- Born: London, England
- Education: Central Saint Martins
- Occupation: Costume designer
- Years active: 1995–present
- Website: www.joeyattawia.com

= Joey Attawia =

British costume designer

Joey Attawia is a British costume designer, film and television producer. Joey is best known for Peggy Su! and An Englishman in New York.

== Career ==
Attawia began his career in 1995 as a costume designer of the English television film 3 Steps to Heaven. After that, he worked on numerous television series including Missing, Murphy's Law, Damilola, Our Loved Boy, Cold Feet and Shameless.
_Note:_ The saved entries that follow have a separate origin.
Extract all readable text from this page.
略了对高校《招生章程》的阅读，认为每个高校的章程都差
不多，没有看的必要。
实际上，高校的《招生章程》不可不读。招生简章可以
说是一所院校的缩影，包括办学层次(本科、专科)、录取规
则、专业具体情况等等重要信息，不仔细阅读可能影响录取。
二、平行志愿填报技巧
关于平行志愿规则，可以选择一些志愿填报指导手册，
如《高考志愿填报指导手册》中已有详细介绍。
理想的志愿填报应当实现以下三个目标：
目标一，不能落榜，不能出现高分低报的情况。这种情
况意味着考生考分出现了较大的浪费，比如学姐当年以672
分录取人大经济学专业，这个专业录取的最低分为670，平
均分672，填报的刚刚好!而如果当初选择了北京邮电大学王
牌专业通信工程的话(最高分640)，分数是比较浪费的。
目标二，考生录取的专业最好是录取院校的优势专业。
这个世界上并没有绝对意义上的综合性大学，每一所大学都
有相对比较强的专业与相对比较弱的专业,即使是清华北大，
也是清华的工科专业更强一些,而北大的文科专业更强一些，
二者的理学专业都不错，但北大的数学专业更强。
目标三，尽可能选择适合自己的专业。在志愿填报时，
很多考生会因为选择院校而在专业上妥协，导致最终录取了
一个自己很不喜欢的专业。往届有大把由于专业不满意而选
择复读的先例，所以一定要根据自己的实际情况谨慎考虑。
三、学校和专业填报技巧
In 2006, in collaboration with James Burstall, Attawia co-produced his first television film, Mysterious Creatures. In 2007, Attawia worked as a costume designer on six episodes of the ITV science-fiction drama Primeval. In 2009, Attawia was the executive producer and costume designer for the biographical film An Englishman in New York. In 2009 and 2010, he produced all episodes of the daytime television crime drama Missing that aired on BBC One.

In 2011, Attawia was the co-executive producer of the thriller film The Holding. He is the founding director of international group Argonon, and the executive producer and strategic advisor of Leopard Pictures.

== Awards and nominations ==
During Attawia's career, he received the Royal Television Society Award for Best Costume Design – Drama for his work in the 1998 film Peggy Su!, and nominated for the BAFTA TV Award as well as nominated for Royal Television Society Award for Best Costume Design – Drama for An Englishman in New York.